Désormais, les salariés travaillant à temps plein (ou à temps partiel à plus de 50%) accumulent 500 ans euros par an pour se former. Le compte est plafonné à 5000 euros. Des abondements supplémentaires sont réalisés pour certaines personnes, par exemple certains salariés peu ou pas qualifiés acquièrent chaque année 800 euros, avec un plafonnement du compte à 8000 euros.
Pendant ses premières d’existence, le taux de recours était relativement faible : à titre d’exemple, 1,7% des salariés du privé avaient mobilisé leur CPF en 2018 (source : Caisse des dépôts). Ce faible engouement pouvait notamment s’expliquer par des coûts non-monétaires liés à l’entrée en formation : dégager du temps pour se former, parvenir à accéder à l’information relative au CPF, et surtout comprendre les démarches administratives nécessaires pour mobiliser ses droits. Jusqu’à la fin de l’année 2019, en effet, il était nécessaire de s’adresser à un OPCO pour mobiliser les fonds de son CPF. Face à ces barrières potentielles à l’entrée en formation, on peut comprendre que le taux de recours au CPF reste limité : Filippucci (2022) montre ainsi que la demande de formation était effectivement assez inélastique au CPF. En moyenne, un euro en plus d’aide garanti par l’État n’avait que très peu d’effet sur le choix de se former.
Mon Compte Formation : une solution pour rendre le CPF plus accessible, mais avec quels effets redistributifs ?
Depuis 2019, avec la création de la plateforme Mon Compte Formation, il est désormais possible de payer en ligne une formation sans passer par un intermédiaire : c’est le Parcours Achat Direct (PAD). Les formations éligibles au financement CPF doivent cependant être dispensées par un organisme de formation reconnu par l’état, autrement dit labellisé QUALIOPI. La forme actuelle du CPF est donc assez proche de l’objectif initial du gouvernement lors de sa création en 2015 puis de ses différents aménagements : permettre à chaque individu de se former, de sa propre initiative et sans rendre de compte à l’employeur, en choisissant une formation dans un marché régulé de la formation.

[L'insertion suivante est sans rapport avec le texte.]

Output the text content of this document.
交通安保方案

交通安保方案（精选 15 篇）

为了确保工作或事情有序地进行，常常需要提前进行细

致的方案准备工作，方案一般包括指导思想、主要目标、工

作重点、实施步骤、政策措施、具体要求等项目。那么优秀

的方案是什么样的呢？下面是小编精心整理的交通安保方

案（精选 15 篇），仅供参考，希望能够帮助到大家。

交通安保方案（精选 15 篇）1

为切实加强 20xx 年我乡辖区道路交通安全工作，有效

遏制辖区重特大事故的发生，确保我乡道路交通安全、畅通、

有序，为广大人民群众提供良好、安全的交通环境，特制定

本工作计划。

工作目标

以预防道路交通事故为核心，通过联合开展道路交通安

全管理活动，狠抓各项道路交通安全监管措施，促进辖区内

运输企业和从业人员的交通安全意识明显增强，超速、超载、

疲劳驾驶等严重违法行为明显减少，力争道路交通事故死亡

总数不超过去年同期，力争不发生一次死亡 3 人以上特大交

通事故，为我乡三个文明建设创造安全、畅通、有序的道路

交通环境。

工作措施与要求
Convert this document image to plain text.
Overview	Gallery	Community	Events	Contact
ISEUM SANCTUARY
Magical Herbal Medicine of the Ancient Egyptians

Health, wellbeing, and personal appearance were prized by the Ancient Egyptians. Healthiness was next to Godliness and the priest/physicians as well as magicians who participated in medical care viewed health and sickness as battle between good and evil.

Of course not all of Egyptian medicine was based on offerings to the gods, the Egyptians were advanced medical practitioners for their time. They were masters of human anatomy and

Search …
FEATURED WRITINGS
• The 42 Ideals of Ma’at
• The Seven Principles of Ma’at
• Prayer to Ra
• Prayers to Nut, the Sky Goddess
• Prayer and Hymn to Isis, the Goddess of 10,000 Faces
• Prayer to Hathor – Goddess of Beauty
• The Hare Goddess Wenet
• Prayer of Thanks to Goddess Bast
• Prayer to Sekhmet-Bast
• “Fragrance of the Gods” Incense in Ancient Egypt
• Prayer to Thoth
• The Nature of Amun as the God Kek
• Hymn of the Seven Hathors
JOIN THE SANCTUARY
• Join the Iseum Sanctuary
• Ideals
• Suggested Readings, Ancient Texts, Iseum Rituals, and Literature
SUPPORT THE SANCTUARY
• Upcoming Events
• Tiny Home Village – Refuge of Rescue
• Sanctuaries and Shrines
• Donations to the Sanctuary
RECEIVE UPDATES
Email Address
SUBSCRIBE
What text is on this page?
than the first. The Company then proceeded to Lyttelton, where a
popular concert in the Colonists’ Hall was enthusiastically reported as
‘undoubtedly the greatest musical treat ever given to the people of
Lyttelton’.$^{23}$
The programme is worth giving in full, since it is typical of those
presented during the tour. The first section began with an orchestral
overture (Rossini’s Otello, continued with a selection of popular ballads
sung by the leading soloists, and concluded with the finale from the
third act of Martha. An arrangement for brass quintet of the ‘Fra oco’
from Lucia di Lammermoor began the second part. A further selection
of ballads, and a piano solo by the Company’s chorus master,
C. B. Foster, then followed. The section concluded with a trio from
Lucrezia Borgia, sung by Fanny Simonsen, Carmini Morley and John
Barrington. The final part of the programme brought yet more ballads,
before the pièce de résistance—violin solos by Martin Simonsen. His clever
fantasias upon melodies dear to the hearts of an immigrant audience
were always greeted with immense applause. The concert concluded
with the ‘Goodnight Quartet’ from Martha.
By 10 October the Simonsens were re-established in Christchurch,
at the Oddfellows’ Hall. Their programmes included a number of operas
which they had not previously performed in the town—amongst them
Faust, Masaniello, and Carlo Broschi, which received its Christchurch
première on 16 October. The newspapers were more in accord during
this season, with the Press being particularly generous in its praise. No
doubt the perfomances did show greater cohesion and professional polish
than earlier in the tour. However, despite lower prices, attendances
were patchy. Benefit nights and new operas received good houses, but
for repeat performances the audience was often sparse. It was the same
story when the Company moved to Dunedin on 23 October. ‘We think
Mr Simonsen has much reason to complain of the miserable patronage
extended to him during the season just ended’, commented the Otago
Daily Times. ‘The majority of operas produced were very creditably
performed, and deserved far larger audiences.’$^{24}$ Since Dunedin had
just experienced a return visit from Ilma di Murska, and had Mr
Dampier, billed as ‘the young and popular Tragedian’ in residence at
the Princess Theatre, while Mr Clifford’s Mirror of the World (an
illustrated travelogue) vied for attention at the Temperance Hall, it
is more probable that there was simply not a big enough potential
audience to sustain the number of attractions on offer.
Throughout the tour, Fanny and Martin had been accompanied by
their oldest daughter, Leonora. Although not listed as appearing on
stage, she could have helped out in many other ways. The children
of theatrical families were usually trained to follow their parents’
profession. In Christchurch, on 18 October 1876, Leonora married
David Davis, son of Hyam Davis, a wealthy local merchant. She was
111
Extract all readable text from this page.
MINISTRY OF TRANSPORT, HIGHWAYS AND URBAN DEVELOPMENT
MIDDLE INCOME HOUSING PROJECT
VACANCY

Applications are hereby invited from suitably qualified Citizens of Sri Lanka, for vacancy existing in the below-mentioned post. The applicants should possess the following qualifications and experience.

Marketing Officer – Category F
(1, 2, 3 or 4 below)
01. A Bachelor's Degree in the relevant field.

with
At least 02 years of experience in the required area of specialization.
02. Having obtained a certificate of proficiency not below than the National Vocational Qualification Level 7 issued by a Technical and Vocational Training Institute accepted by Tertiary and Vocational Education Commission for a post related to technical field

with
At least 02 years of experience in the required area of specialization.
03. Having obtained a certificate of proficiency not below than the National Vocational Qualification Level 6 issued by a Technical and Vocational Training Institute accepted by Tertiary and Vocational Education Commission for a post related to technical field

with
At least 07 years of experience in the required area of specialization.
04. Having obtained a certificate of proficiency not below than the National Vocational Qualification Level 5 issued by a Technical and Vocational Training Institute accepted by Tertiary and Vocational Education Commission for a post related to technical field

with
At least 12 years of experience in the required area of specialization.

Cette simplification des démarches semble avoir porté ses fruits, avec une hausse importante du taux de recours au CPF, qui a atteint 2,08% en 2020 contre 1,36% en 2019 (source : note de la Caisse des Dépôts).
Qui sont ces nouveaux bénéficiaires du CPF ? Leur niveau de rémunération semble inférieur à ce qu’on observait précédemment : l’écart entre le taux de recours au CPF des personnes rémunérées au SMIC et celles au-delà du SMIC est passé de 2,4 à 1,5 en 2020. Les stagiaires restent en revanche majoritairement des salariés en CDI : leur taux de recours au CPF était encore quatre fois supérieur à celui des salariés en CDD (2,60% contre 0,70%, source DARES). A ce stade il n’était donc pas totalement clair que le CPF ait un effet redistributif, dans la mesure où les personnes en contrat précaire auraient a priori tout intérêt à entrer en formation.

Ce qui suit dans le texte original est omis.